No. Part of their marketing strategy and part of UEFA's ability to negotiate an utterly extraordinary price relates to the fact that football punters now crave seeing Barcelona and Real Madrid play as regularly as possible. Thirteen years ago, Real Madrid used "making markets" in the emerging football areas of the world as a central plinth of their "Galactico" project. They had Asia and North America in mind but also knew that there was already a significant and spend-healthy fan base in Northern Europe. One that has grown ever since.
All around the world, people want to see Barcelona and Real play, whether it is for thrills, to support them or in prayer that they will see them beaten and humbled. That's true in the Prem-obsessed UK too, and while watching Barca and Madrid is the means to watching two of the greatest players ever, Lionel Messi and Cristiano Ronaldo, that will remain the case.

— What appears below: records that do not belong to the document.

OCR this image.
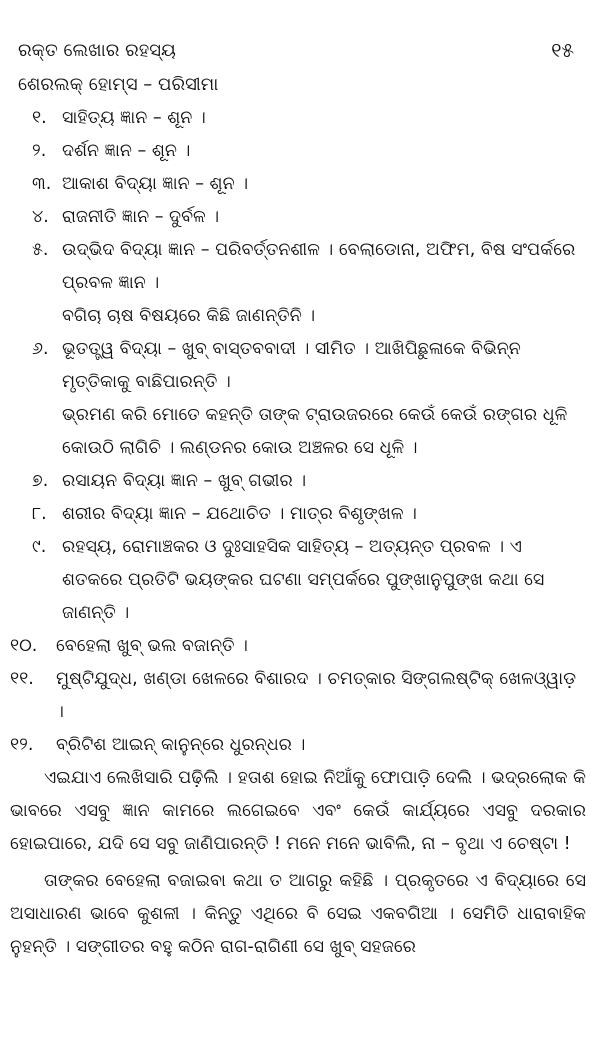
ରକ୍ତ ଲେଖାର ରହସ୍ୟ	୧୫
ଶେରଲକ୍ ହୋମ୍ସ – ପରିସୀମା
୧. ସାହିତ୍ୟ ଜ୍ଞାନ – ଶୂନ ।

୨. ଦର୍ଶନ ଜ୍ଞାନ – ଶୂନ ।

୩. ଆକାଶ ବିଦ୍ୟା ଜ୍ଞାନ – ଶୂନ ।

୪. ରାଜନୀତି ଜ୍ଞାନ – ଦୁର୍ବଳ ।

୫. ଉଦ୍ଭିଦ ବିଦ୍ୟା ଜ୍ଞାନ – ପରିବର୍ତ୍ତନଶୀଳ । ବେଲାଡୋନା, ଅଫିମ, ବିଷ ସଂପର୍କରେ ପ୍ରବଳ ଜ୍ଞାନ ।

ବଗିଚା ଚାଷ ବିଷୟରେ କିଛି ଜାଣନ୍ତିନି ।

୬. ଭୂତତ୍ତ୍ୱ ବିଦ୍ୟା – ଖୁବ୍ ବାସ୍ତବବାଦୀ । ସୀମିତ । ଆଖିପିଛୁଳାକେ ବିଭିନ୍ନ ମୃତ୍ତିକାକୁ ବାଛିପାରନ୍ତି ।

ଭ୍ରମଣ କରି ମୋତେ କହନ୍ତି ତାଙ୍କ ଟ୍ରାଉଜରରେ କେଉଁ କେଉଁ ରଙ୍ଗର ଧୂଳି କୋଉଠି ଲାଗିଚି । ଲଣ୍ଡନର କୋଉ ଅଞ୍ଚଳର ସେ ଧୂଳି ।

୭. ରସାୟନ ବିଦ୍ୟା ଜ୍ଞାନ – ଖୁବ୍ ଗଭୀର ।

୮. ଶରୀର ବିଦ୍ୟା ଜ୍ଞାନ – ଯଥୋଚିତ । ମାତ୍ର ବିଶୃଙ୍ଖଳ ।

୯. ରହସ୍ୟ, ରୋମାଞ୍ଚକର ଓ ଦୁଃସାହସିକ ସାହିତ୍ୟ – ଅତ୍ୟନ୍ତ ପ୍ରବଳ । ଏ ଶତକରେ ପ୍ରତିଟି ଭୟଙ୍କର ଘଟଣା ସମ୍ପର୍କରେ ପୁଙ୍ଖାନୁପୁଙ୍ଖ କଥା ସେ ଜାଣନ୍ତି ।

୧୦.	ବେହେଲା ଖୁବ୍ ଭଲ ବଜାନ୍ତି ।

୧୧.	ମୁଷ୍ଟିଯୁଦ୍ଧ, ଖଣ୍ଡା ଖେଳରେ ବିଶାରଦ । ଚମତ୍କାର ସିଙ୍ଗଲଷ୍ଟିକ୍ ଖେଳଓ୍ୱାଡ଼ ।

୧୨.	ବ୍ରିଟିଶ ଆଇନ୍ କାନୁନ୍‌ରେ ଧୁରନ୍ଧର ।

ଏଇଯାଏ ଲେଖିସାରି ପଢ଼ିଲି । ହତାଶ ହୋଇ ନିଆଁକୁ ଫୋପାଡ଼ି ଦେଲି । ଭଦ୍ରଲୋକ କି ଭାବରେ ଏସବୁ ଜ୍ଞାନ କାମରେ ଲଗେଇବେ ଏବଂ କେଉଁ କାର୍ଯ୍ୟରେ ଏସବୁ ଦରକାର ହୋଇପାରେ, ଯଦି ସେ ସବୁ ଜାଣିପାରନ୍ତି ! ମନେ ମନେ ଭାବିଲି, ନା – ବୃଥା ଏ ଚେଷ୍ଟା !

ତାଙ୍କର ବେହେଲା ବଜାଇବା କଥା ତ ଆଗରୁ କହିଛି । ପ୍ରକୃତରେ ଏ ବିଦ୍ୟାରେ ସେ ଅସାଧାରଣ ଭାବେ କୁଶଳୀ । କିନ୍ତୁ ଏଥିରେ ବି ସେଇ ଏକବଗିଆ । ସେମିତି ଧାରାବାହିକ ନୁହନ୍ତି । ସଙ୍ଗୀତର ବହୁ କଠିନ ରାଗ-ରାଗିଣୀ ସେ ଖୁବ୍ ସହଜରେ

If La Liga's critics prefer the Premier League or Bundesliga or even Serie A, then fine. But there are two things I will fight against becoming acceptable here.
First, the concept that the same people (or type of people) can bemoan the failure of England to produce a sufficient number of highly talented, football intelligent and football mature young players but then still put the boot into Spain's league while ignoring that, organically, it's getting a great deal more right than the Premier League is.

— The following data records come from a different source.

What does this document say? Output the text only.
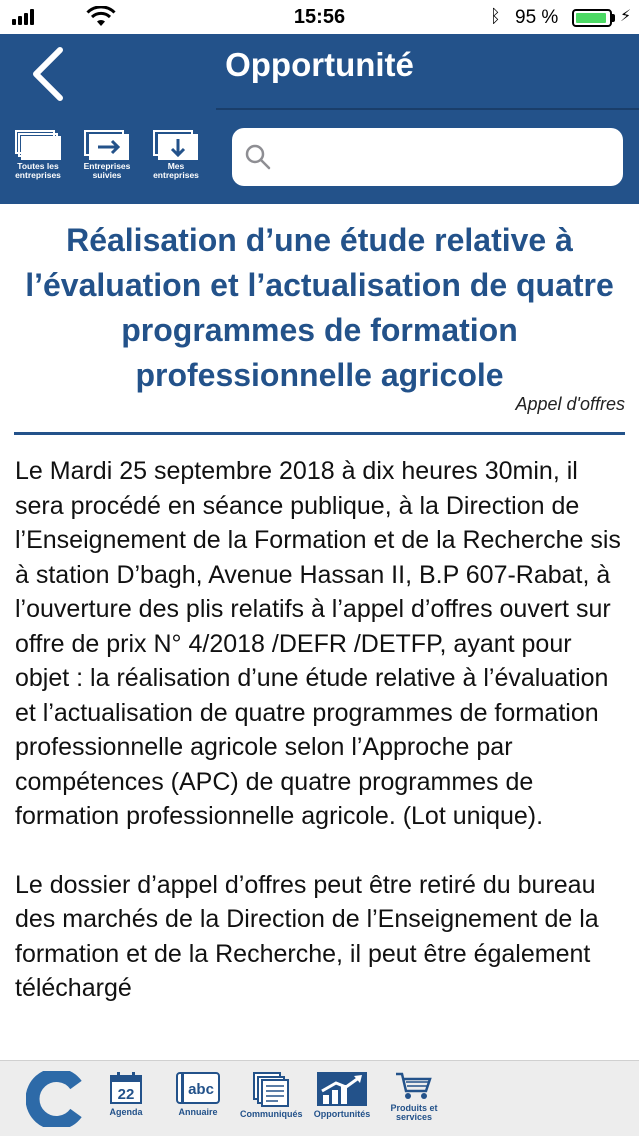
15:56	ᛒ 95 %	⚡
Opportunité
Toutes les entreprises
Entreprises suivies
Mes entreprises
Réalisation d’une étude relative à l’évaluation et l’actualisation de quatre programmes de formation professionnelle agricole
Appel d'offres

Le Mardi 25 septembre 2018 à dix heures 30min, il sera procédé en séance publique, à la Direction de l’Enseignement de la Formation et de la Recherche sis à station D’bagh, Avenue Hassan II, B.P 607-Rabat, à l’ouverture des plis relatifs à l’appel d’offres ouvert sur offre de prix N° 4/2018 /DEFR /DETFP, ayant pour objet : la réalisation d’une étude relative à l’évaluation et l’actualisation de quatre programmes de formation professionnelle agricole selon l’Approche par compétences (APC) de quatre programmes de formation professionnelle agricole. (Lot unique).

Le dossier d’appel d’offres peut être retiré du bureau des marchés de la Direction de l’Enseignement de la formation et de la Recherche, il peut être également téléchargé

22
Agenda
abc
Annuaire	Communiqués	Opportunités
Produits et services
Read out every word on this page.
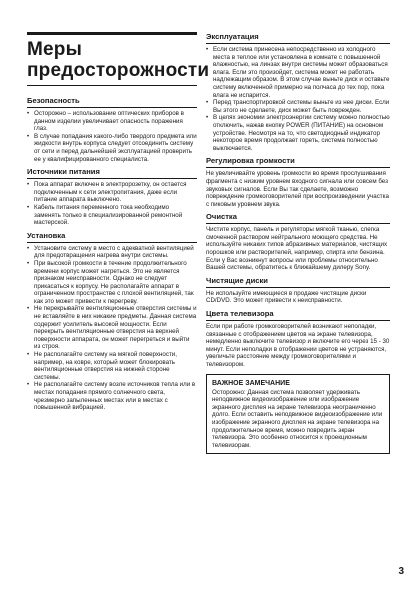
Меры
предосторожности

Безопасность

• Осторожно – использование оптических приборов в данном изделии увеличивает опасность поражения глаз.
• В случае попадания какого-либо твердого предмета или жидкости внутрь корпуса следует отсоединить систему от сети и перед дальнейшей эксплуатацией проверить ее у квалифицированного специалиста.

Источники питания

• Пока аппарат включен в электророзетку, он остается подключенным к сети электропитания, даже если питание аппарата выключено.
• Кабель питания переменного тока необходимо заменять только в специализированной ремонтной мастерской.

Установка

• Установите систему в место с адекватной вентиляцией для предотвращения нагрева внутри системы.
• При высокой громкости в течение продолжительного времени корпус может нагреться. Это не является признаком неисправности. Однако не следует прикасаться к корпусу. Не располагайте аппарат в ограниченном пространстве с плохой вентиляцией, так как это может привести к перегреву.
• Не перекрывайте вентиляционные отверстия системы и не вставляйте в них никакие предметы. Данная система содержит усилитель высокой мощности. Если перекрыть вентиляционные отверстия на верхней поверхности аппарата, он может перегреться и выйти из строя.
• Не располагайте систему на мягкой поверхности, например, на ковре, который может блокировать вентиляционные отверстия на нижней стороне системы.
• Не располагайте систему возле источников тепла или в местах попадания прямого солнечного света, чрезмерно запыленных местах или в местах с повышенной вибрацией.

Эксплуатация

• Если система принесена непосредственно из холодного места в теплое или установлена в комнате с повышенной влажностью, на линзах внутри системы может образоваться влага. Если это произойдет, система может не работать надлежащим образом. В этом случае выньте диск и оставьте систему включенной примерно на полчаса до тех пор, пока влага не испарится.
• Перед транспортировкой системы выньте из нее диски. Если Вы этого не сделаете, диск может быть поврежден.
• В целях экономии электроэнергии систему можно полностью отключить, нажав кнопку POWER (ПИТАНИЕ) на основном устройстве. Несмотря на то, что светодиодный индикатор некоторое время продолжает гореть, система полностью выключается.

Регулировка громкости

Не увеличивайте уровень громкости во время прослушивания фрагмента с низким уровнем входного сигнала или совсем без звуковых сигналов. Если Вы так сделаете, возможно повреждение громкоговорителей при воспроизведении участка с пиковым уровнем звука.

Очистка

Чистите корпус, панель и регуляторы мягкой тканью, слегка смоченной раствором нейтрального моющего средства. Не используйте никаких типов абразивных материалов, чистящих порошков или растворителей, например, спирта или бензина. Если у Вас возникнут вопросы или проблемы относительно Вашей системы, обратитесь к ближайшему дилеру Sony.

Чистящие диски

Не используйте имеющиеся в продаже чистящие диски CD/DVD. Это может привести к неисправности.

Цвета телевизора

Если при работе громкоговорителей возникают неполадки, связанные с отображением цветов на экране телевизора, немедленно выключите телевизор и включите его через 15 - 30 минут. Если неполадки в отображении цветов не устраняются, увеличьте расстояние между громкоговорителями и телевизором.

ВАЖНОЕ ЗАМЕЧАНИЕ

Осторожно: Данная система позволяет удерживать неподвижное видеоизображение или изображение экранного дисплея на экране телевизора неограниченно долго. Если оставить неподвижное видеоизображение или изображение экранного дисплея на экране телевизора на продолжительное время, можно повредить экран телевизора. Это особенно относится к проекционным телевизорам.

3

Second, the idea that the definition of "better" football must revolve around playing at a thunderous tempo, in a theatrical style and at a speed where athleticism dominates over technique and intelligence.
It's widely held, particularly in the corridors of power at Real Madrid, that Daniel Levy specifically wanted Gareth Bale to be sold, if he had to be sold, as late in the market as was feasible.

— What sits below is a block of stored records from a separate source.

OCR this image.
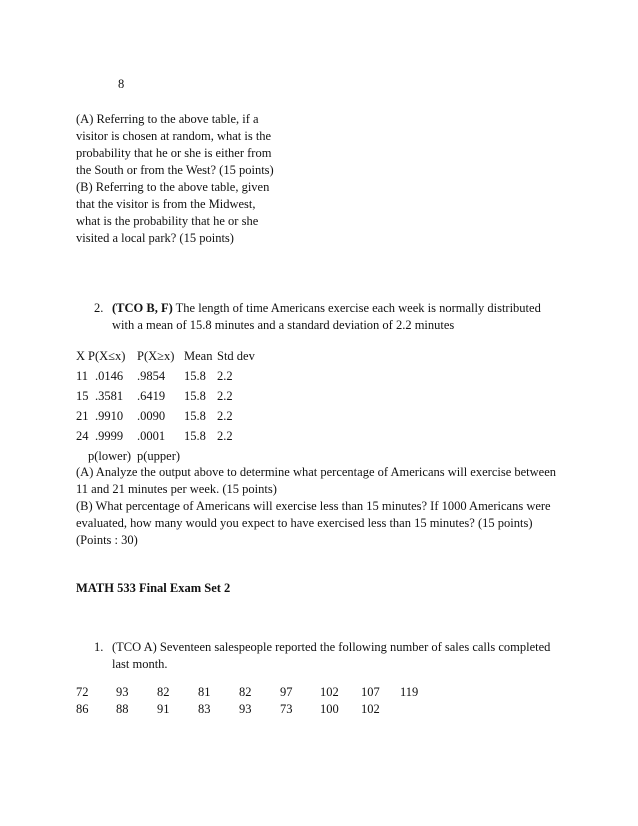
8

(A) Referring to the above table, if a visitor is chosen at random, what is the probability that he or she is either from the South or from the West? (15 points)

(B) Referring to the above table, given that the visitor is from the Midwest, what is the probability that he or she visited a local park? (15 points)

2. (TCO B, F) The length of time Americans exercise each week is normally distributed with a mean of 15.8 minutes and a standard deviation of 2.2 minutes
X P(X≤x) P(X≥x) Mean Std dev
11 .0146 .9854 15.8 2.2
15 .3581 .6419 15.8 2.2
21 .9910 .0090 15.8 2.2
24 .9999 .0001 15.8 2.2
p(lower) p(upper)

(A) Analyze the output above to determine what percentage of Americans will exercise between 11 and 21 minutes per week. (15 points)

(B) What percentage of Americans will exercise less than 15 minutes? If 1000 Americans were evaluated, how many would you expect to have exercised less than 15 minutes? (15 points) (Points : 30)

MATH 533 Final Exam Set 2
1. (TCO A) Seventeen salespeople reported the following number of sales calls completed last month.
72 93 82 81 82 97 102 107 119
86 88 91 83 93 73 100 102
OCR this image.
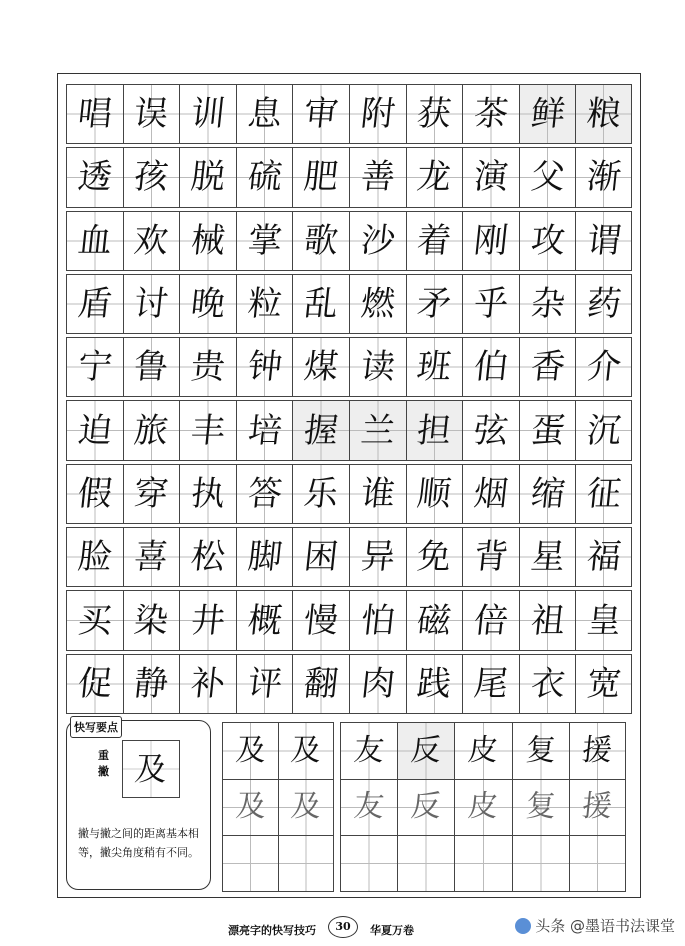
唱 误 训 息 审 附 获 茶 鲜 粮
透 孩 脱 硫 肥 善 龙 演 父 渐
血 欢 械 掌 歌 沙 着 刚 攻 谓
盾 讨 晚 粒 乱 燃 矛 乎 杂 药
宁 鲁 贵 钟 煤 读 班 伯 香 介
迫 旅 丰 培 握 兰 担 弦 蛋 沉
假 穿 执 答 乐 谁 顺 烟 缩 征
脸 喜 松 脚 困 异 免 背 星 福
买 染 井 概 慢 怕 磁 倍 祖 皇
促 静 补 评 翻 肉 践 尾 衣 宽
快写要点
重撇 及
撇与撇之间的距离基本相等，撇尖角度稍有不同。
及 及
及 及
友 反 皮 复 援
友 反 皮 复 援
漂亮字的快写技巧	30	华夏万卷	头条 @墨语书法课堂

Levy has been a force for solidity and growth at Spurs for some years now and I suspect he is quite proud of his reputation as one of the most difficult football negotiators ever. He does so for the benefit of his club but I know many people who believe he wants to leave his spoors on a deal. As in "You've Been Out-negotiated By D. Levy, esq." stamped all over the process.
I've been told he was unhappy to lose Luka Modric to Real Madrid the previous summer and for a price lower than he felt he might have extracted from Chelsea prior to that. Thus it was that the Bale deal dragged on and on. Real Madrid were infuriated, paid far more than they wanted or expected to and Bale started the season without having the adequate physical preparation because he was "in limbo."
He was injured, Madrid lost the first Clasico and there was a massive spotlight placed on the player and his price.
But there was a cost to Spurs, too. Madrid now look increasingly fluid, Bale has fit in beautifully once healthy and if you combine his goals and assists, he's well into double figures for Los Blancos already.
Meanwhile, Spurs spent handsomely not stinting on resources for Andre Villas-Boas, but they didn't make those investments early in the transfer market. There was an impression left that the "splurge" came courtesy of the Bale money and that the process could have been constructed more strategically.
Now Madrid are threatening the top of La Liga, are scoring for fun, are going into the last 16 of the Champions League (with all the extra revenue that brings) and Spurs are in bother.